Prince Jenkins, Jr. : Heir to the Throne

by Ashley Toussaint

Prince Jenkins, Jr. runs for the Jersey City Panthers. He’s qualified for the 9-10 year old AAU Championships as one of the top 100 meter, 200 meter and long jumpers in the nation.

Prince Jenkins, Jr. carries his father’s name, as well as his father’s guidance. The elder Jenkins remembers what it was like growing up without a father. During his youth, he too was an athlete, but not on the track, instead, in the ring. They called him “iron hands” because of the power that was packed in his punches. Prince, Sr. is a member of Black Men Run New Jersey and found his way into running as an adult. Like many members, Prince saw Black Men Run as a healthy outlet and place to build a healthy brotherhood with other black men. As he became more involved in running, he introduced his son to the sport at the tender age of six years old. Prince, Sr. never had a father that was there to support him in that way. So he decided to break the cycle, which was one of the best gifts a father can give his son. 

Prince, Jr. is now nine years old and has held on to that gift that his father shared with him. On July 31st, he along with three of his teammates from the Jersey City Panthers Track Club will be heading to the AAU Track and Field National Championships, in Humble, Texas. Prince will be running and competing against the top runners in the nation. The goal is to win it all. What makes this situation intriguing is that he’s one of the best in the nation, but according to his father, he’s not even competing in his best event. 

A Runner is Born

It was Global Running Day 2020 and the Jenkins’s went to participate in a community mile run event hosted by Fleet Feet in Montclair, just a few towns over from Jersey City. Jr. took off and at just eight years old, he ran a sub-8 minute mile. Beating everyone in his age group and finishing as one of the top overall runners. And most importantly, beating his father. It was at the moment, that they both knew that Jr., had something special. Prince would never lose to his father again. 

With all this talent, his father had to find a place for him to grow and get stronger. So Prince joined the Jersey City Panthers under the coaching of George Chisholm. Coach George, as he is referred to by the community immediately put Prince in the sprints, the 100, 200, and the long jump. Needless to say, he’s had a successful first year with the club. But with that being said, Prince’s father believes that his son’s calling is in the distance races. He believes that his son is truly a miler. Only time will tell. He’s only nine years old and hasn’t begun even to scratch the surface. There’s still much for him to learn about the sport and for him to learn about himself. 

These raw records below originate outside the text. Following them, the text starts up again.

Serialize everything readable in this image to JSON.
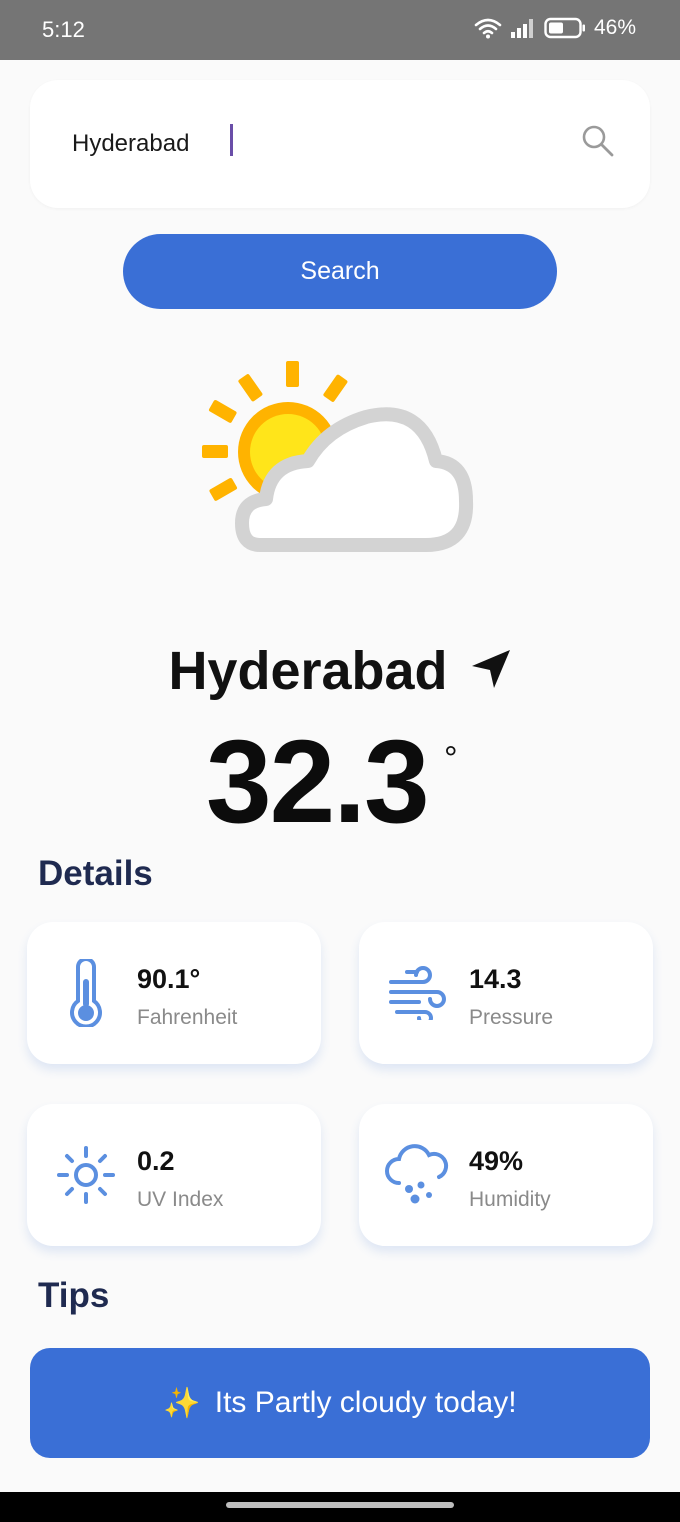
{
  "status_bar": {
    "time": "5:12",
    "battery": "46%",
    "icons": [
      "wifi-icon",
      "signal-icon",
      "battery-icon"
    ]
  },
  "search": {
    "value": "Hyderabad",
    "placeholder": "",
    "button_label": "Search",
    "icon": "search-icon"
  },
  "current": {
    "condition_icon": "partly-cloudy-icon",
    "city": "Hyderabad",
    "location_icon": "navigation-arrow-icon",
    "temperature": "32.3",
    "unit_symbol": "°"
  },
  "details": {
    "title": "Details",
    "items": [
      {
        "value": "90.1°",
        "label": "Fahrenheit",
        "icon": "thermometer-icon"
      },
      {
        "value": "14.3",
        "label": "Pressure",
        "icon": "wind-icon"
      },
      {
        "value": "0.2",
        "label": "UV Index",
        "icon": "sun-icon"
      },
      {
        "value": "49%",
        "label": "Humidity",
        "icon": "rain-cloud-icon"
      }
    ]
  },
  "tips": {
    "title": "Tips",
    "emoji": "✨",
    "message": "Its Partly cloudy today!"
  },
  "colors": {
    "accent": "#3a6fd6",
    "status_bar": "#757575",
    "section_title": "#1f2a50",
    "icon_blue": "#5b8fe0"
  }
}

In the meantime, he’s going to enjoy the ride. 

Coming into His Own

Though Prince is one of the fastest nine years olds in the country, he’s still just a kid. This is important to note, especially in a time when there is so much pressure on young athletes. Prince has a host of cousins and extended family, that push him to be better. They compete, have fun and even fight sometimes. That’s what kids do. But one thing is for sure, Prince knows his calling. He knows he’s a runner. If you ask him, he’ll tell you. I’m a “track guy.” 

And though he’s just a kid, his coaches and teammates have the utmost respect for him. So much so, that his coach calls him, “Mr. Prince,” because he’s about his business on the track. 

This quote about Prince’s work ethic was taken from The Jersey Journal, “You know I’m just so proud of these kids,” said coach George Chisholm. “We have been training five days a week at Ferris High School since qualifiers. The kids have been on the track every day, giving 100 percent day in and day out. These kids could be on vacation or out enjoying their summer, but they choose to come down and train instead.” – 

It’s not easy to make it nationals, let alone making it in three events. It’s clear to see that Prince isn’t your typical nine-year-old. And he has not done it on his own. He stands on the shoulders of his family, his community and his father couldn’t be prouder.